纯化方式：Protein A affinity purified.

宿主：Rabbit/IgG

种属反应性：Human，Mouse，Rat

经测试应用：WB，IHC-P/IHC-Fr，IF-cell，Fc

预测分子量：44kDa

抗原：Synthetic peptide within Human COL1A1 aa 1197-1208.

应用：  WB：1:1000-2000        IHC-P/IHC-Fr：1:1000-2000       IF-cell：1:100-500        Fc：1:500-1000 

存储形式：Liquid

别名：Alpha 1 type I collagen antibody

          alpha1(I) procollagen antibody

          CO1A1_HUMAN antibody

          COL1A1 antibody

          Collagen alpha 1 chain type I antibody

          Collagen alpha-1(I) chain antibody

          Collagen alpha-1(I) chain preproprotein antibody

          Collagen I alpha 1 polypeptide antibody

          Collagen of skin, tendon and bone, alpha-1 chain antibody

          Collagen type I alpha 1 antibody

          EDSC antibody

          OI1 antibody

          OI2 antibody

          OI3 antibody

          OI4 antibody

          pro-alpha-1 collagen type 1 antibody

          type I proalpha 1 antibody

          type I procollagen alpha 1 chain antibody

          Type I procollagen antibody

存储液：PBS (pH7.4), 0.1% BSA, 40% Glycerol. Preservative: 0.05% Sodium Azide.

    Western blot analysis of COL1A1 on different lysates with Rabbit Monoclonal COL1A1 Antibody at 1/2,000 dilution.

Left: HFF-1 cell lysate (RIPA buffer)

Right: HFF-1 cell lysate (Hot lysis buffer)

Predicted band size: 139 kDa

Observed band size: 200 kDa

Exposure time: 6 seconds; 

4-20% SDS-PAGE gel.

    Proteins were transferred to a PVDF membrane and blocked with 5% NFDM/TBST for 1 hour at room temperature. The primary antibody at 1/2,000 dilution was used in PC-30016 at 4℃ overnight. Goat Anti-Rabbit IgG - HRP Secondary Antibody at 1/50,000 dilution was used for 1 hour at room temperature.

    Immunocytochemistry analysis of HFF-1 cells labeling COL1A1 with Rabbit Monoclonal COL1A1      Antibody at 1/500 dilution.

    Cells were fixed in 4% paraformaldehyde for 20 minutes at room temperature, permeabilized with 0.1% Triton X-100 in PBS for 5 minutes at room temperature, then blocked with 1% BSA in 10% negative goat serum for 1 hour at room temperature. Cells were then incubated with Rabbit Monoclonal COL1A1 Antibody at 1/500 dilution in 1% BSA in PBST overnight at 4 ℃. Goat Anti-Rabbit IgG H&L (iFluor™ 488) was used as the secondary antibody at 1/1,000 dilution. PBS instead of the primary antibody was used as the secondary antibody only control.
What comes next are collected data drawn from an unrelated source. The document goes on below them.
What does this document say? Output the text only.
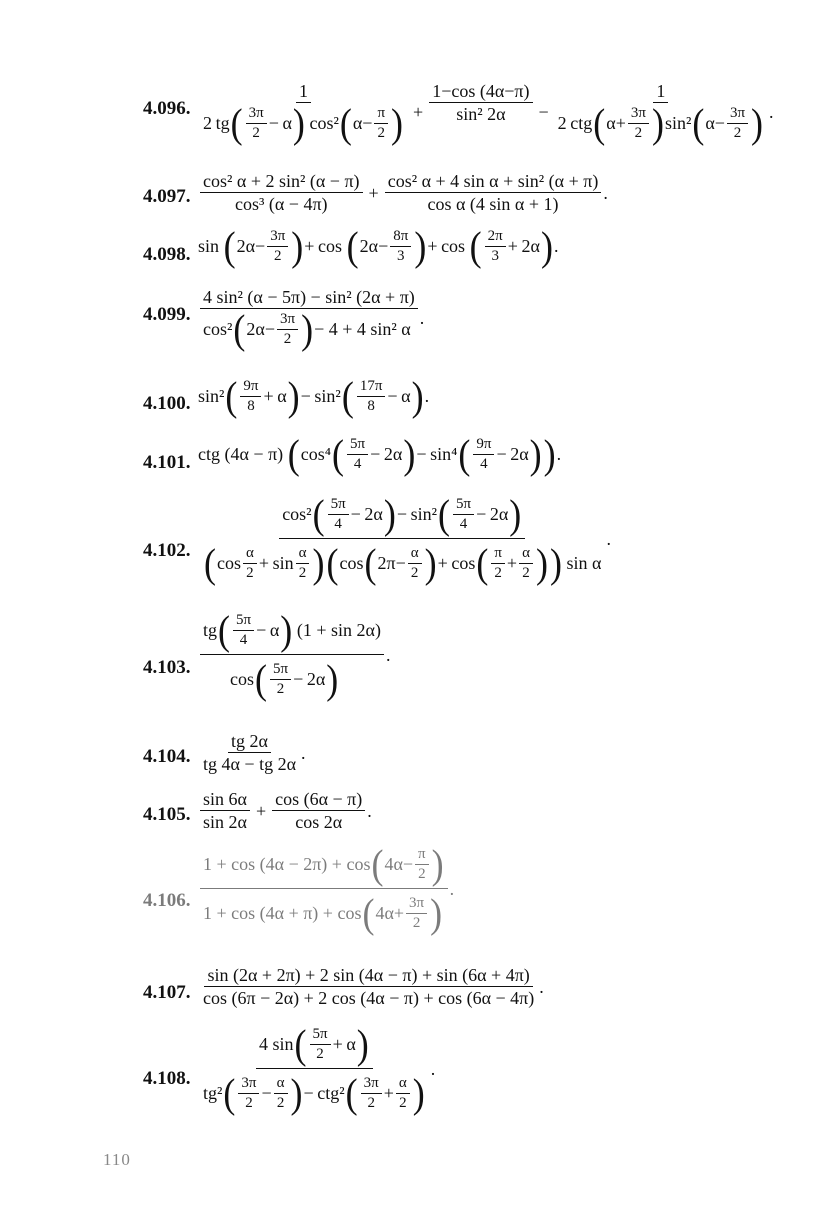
4.096. $\frac{1}{2 tg ( \frac{3\pi}{2} - \alpha ) \cos^2 ( \alpha- \frac{\pi}{2} )} + \frac{1-\cos (4\alpha-\pi)}{\text{sin² 2α}} - \frac{1}{2 ctg ( \alpha+ \frac{3\pi}{2} ) \sin^2 ( \alpha- \frac{3\pi}{2} )}$ .
4.097. $\frac{\text{cos² α + 2 sin² (α − π)}}{\text{cos³ (α − 4π)}} + \frac{\text{cos² α + 4 sin α + sin² (α + π)}}{\text{cos α (4 sin α + 1)}}$ .
4.098. sin  ( $2\alpha- \frac{3\pi}{2}$ ) + cos  ( $2\alpha- \frac{8\pi}{3}$ ) + cos  ( $\frac{2\pi}{3} + 2\alpha$ ) .
4.099. $\frac{\text{4 sin² (α − 5π) − sin² (2α + π)}}{\cos^2 ( 2\alpha- \frac{3\pi}{2} ) - 4 + 4 \sin^2 \alpha}$ .
4.100. sin² ( $\frac{9\pi}{8} + \alpha$ ) − sin² ( $\frac{17\pi}{8} - \alpha$ ) .
4.101. ctg (4α − π)  ( cos⁴ ( $\frac{5\pi}{4} - 2\alpha$ ) − sin⁴ ( $\frac{9\pi}{4} - 2\alpha$ ) ) .
4.102. $\frac{\cos^2 ( \frac{5\pi}{4} - 2\alpha ) - \sin^2 ( \frac{5\pi}{4} - 2\alpha )}{( \cos \frac{\alpha}{2} + \sin \frac{\alpha}{2} ) ( \cos ( 2\pi- \frac{\alpha}{2} ) + \cos ( \frac{\pi}{2} + \frac{\alpha}{2} ) ) \sin \alpha}$ .
4.103. $\frac{tg ( \frac{5\pi}{4} - \alpha ) (1 + \sin 2\alpha)}{\cos ( \frac{5\pi}{2} - 2\alpha )}$ .
4.104. $\frac{tg 2\alpha}{tg 4\alpha - tg 2\alpha}$ .
4.105. $\frac{\sin 6\alpha}{\sin 2\alpha} + \frac{\cos (6\alpha - \pi)}{\cos 2\alpha}$ .
4.106. $\frac{1 + \cos (4\alpha - 2\pi) + \cos ( 4\alpha- \frac{\pi}{2} )}{1 + \cos (4\alpha + \pi) + \cos ( 4\alpha+ \frac{3\pi}{2} )}$ .
4.107. $\frac{\sin (2\alpha + 2\pi) + 2 \sin (4\alpha - \pi) + \sin (6\alpha + 4\pi)}{\cos (6\pi - 2\alpha) + 2 \cos (4\alpha - \pi) + \cos (6\alpha - 4\pi)}$ .
4.108. $\frac{4 \sin ( \frac{5\pi}{2} + \alpha )}{tg^2 ( \frac{3\pi}{2} - \frac{\alpha}{2} ) - ctg^2 ( \frac{3\pi}{2} + \frac{\alpha}{2} )}$ .
110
Nuclear DNA was labelled in blue with DAPI.

                                                               Beta tubulin (red) was stained at 1/100 dilution overnight at +4℃. Goat Anti-Mouse IgG H&L                                                                     (iFluor™ 594) was used as the secondary antibody at 1/1,000 dilution.

    Immunohistochemical analysis of paraffin-embedded human colon cancer tissue with Rabbit Monoclonal COL1A1 Antibody at 1/1,000 dilution.
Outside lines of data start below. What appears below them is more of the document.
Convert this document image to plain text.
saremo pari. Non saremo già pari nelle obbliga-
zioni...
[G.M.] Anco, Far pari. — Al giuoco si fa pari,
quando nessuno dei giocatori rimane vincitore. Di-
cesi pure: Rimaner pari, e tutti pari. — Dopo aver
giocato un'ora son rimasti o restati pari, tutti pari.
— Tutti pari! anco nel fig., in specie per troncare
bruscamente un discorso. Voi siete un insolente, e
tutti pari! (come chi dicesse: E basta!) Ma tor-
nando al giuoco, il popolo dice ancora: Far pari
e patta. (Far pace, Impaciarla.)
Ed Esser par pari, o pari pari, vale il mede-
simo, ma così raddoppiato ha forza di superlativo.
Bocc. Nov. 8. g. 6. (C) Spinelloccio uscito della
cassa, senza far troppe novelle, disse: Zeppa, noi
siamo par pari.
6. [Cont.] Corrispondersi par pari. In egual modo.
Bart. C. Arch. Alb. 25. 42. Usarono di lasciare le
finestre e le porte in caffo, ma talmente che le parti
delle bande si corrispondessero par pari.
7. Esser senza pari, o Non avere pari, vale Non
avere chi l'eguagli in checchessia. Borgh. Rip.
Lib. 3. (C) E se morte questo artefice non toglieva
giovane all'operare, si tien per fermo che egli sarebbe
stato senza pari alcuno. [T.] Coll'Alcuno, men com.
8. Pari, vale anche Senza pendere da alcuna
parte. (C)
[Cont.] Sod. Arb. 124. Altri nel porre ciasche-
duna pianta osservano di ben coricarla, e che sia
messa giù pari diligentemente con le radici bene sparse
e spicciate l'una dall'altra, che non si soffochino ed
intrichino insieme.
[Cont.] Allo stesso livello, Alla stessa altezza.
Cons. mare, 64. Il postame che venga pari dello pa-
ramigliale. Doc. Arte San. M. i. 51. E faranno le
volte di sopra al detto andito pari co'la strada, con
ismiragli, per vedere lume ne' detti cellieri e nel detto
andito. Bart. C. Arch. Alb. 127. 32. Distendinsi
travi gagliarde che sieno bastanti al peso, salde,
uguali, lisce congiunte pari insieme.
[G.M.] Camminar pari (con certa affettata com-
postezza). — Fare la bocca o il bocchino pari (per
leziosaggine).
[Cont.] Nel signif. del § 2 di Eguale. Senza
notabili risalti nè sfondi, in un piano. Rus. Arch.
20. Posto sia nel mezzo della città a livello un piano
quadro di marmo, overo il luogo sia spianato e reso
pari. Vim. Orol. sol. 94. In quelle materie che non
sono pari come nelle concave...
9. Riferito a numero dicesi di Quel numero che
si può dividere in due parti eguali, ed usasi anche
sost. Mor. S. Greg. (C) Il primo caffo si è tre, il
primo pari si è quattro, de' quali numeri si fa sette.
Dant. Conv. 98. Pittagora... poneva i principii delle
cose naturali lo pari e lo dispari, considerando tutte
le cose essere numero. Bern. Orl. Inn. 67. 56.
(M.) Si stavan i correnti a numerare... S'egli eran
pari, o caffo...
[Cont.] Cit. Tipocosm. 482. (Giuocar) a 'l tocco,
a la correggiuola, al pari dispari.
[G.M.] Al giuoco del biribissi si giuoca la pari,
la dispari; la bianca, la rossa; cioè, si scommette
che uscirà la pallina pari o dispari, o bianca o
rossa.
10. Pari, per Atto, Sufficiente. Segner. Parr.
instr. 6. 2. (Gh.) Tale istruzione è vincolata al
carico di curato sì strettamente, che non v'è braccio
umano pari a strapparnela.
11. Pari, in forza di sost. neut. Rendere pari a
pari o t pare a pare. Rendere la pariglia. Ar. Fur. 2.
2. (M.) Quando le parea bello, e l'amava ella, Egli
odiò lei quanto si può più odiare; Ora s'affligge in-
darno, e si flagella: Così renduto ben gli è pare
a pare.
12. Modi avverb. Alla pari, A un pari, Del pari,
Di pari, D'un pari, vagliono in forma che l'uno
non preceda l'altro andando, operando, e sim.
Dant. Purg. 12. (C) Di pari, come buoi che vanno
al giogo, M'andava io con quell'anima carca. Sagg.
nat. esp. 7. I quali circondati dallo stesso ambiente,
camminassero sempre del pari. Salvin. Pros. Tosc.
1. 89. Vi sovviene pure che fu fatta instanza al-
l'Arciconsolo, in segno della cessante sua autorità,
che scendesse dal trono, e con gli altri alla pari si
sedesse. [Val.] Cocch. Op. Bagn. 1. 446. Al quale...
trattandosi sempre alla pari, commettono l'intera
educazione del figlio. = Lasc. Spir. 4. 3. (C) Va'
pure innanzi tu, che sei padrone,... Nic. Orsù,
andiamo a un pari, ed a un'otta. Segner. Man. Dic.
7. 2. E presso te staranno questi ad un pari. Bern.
    The section was pre-treated using heat mediated antigen retrieval with Tris-EDTA buffer (pH 9.0) for 20 minutes. The tissues were blocked in 1% BSA for 20 minutes at room temperature, washed with ddH2O and PBS, and then probed with the primary antibody at 1/1,000 dilution for 1 hour at room temperature. The detection was performed using an HRP conjugated compact polymer system. DAB was used as the chromogen. Tissues were counterstained with hematoxylin and mounted with DPX.
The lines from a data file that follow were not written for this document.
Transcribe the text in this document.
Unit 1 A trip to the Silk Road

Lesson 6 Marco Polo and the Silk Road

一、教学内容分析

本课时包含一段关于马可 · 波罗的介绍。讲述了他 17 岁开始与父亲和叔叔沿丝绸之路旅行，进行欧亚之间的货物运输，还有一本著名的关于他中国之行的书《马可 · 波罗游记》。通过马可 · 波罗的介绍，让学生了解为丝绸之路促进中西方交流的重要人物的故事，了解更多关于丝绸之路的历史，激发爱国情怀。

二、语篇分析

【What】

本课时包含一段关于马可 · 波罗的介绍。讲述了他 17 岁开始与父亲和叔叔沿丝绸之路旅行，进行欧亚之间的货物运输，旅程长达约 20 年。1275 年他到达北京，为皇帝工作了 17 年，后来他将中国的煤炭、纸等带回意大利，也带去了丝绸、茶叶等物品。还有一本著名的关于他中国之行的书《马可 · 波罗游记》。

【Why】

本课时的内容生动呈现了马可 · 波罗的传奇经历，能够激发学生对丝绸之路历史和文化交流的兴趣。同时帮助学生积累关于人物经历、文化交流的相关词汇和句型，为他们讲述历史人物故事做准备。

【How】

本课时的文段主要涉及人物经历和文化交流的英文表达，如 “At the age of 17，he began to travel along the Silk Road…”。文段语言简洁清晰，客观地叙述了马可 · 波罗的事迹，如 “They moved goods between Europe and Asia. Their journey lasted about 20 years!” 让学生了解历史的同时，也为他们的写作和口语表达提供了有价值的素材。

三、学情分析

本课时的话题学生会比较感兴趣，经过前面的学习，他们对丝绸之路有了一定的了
    Immunohistochemical analysis of paraffin-embedded rat kidney tissue with Rabbit Monoclonal COL1A1 Antibody at 1/1,000 dilution.

    The section was pre-treated using heat mediated antigen retrieval with Tris-EDTA buffer (pH 9.0) for 20 minutes. The tissues were blocked in 1% BSA for 20 minutes at room temperature, washed with ddH2O and PBS, and then probed with the primary antibody at 1/1,000 dilution for 1 hour at room temperature. The detection was performed using an HRP conjugated compact polymer system. DAB was used as the chromogen. Tissues were counterstained with hematoxylin and mounted with DPX.

Flow cytometric analysis of HFF-1 cells labeling COL1A1.

    Cells were washed twice with cold PBS and resuspend. Then stained with the primary antibody (1μg/mL) (red) compared with Rabbit IgG Isotype Control (green). After incubation of the primary antibody at +4℃ for an hour, the cells were stained with a iFluor™ 488 conjugate-Goat anti-Rabbit IgG Secondary antibody at 1/1,000 dilution for 30 minutes at +4℃. Unlabelled sample was used as a control ( black).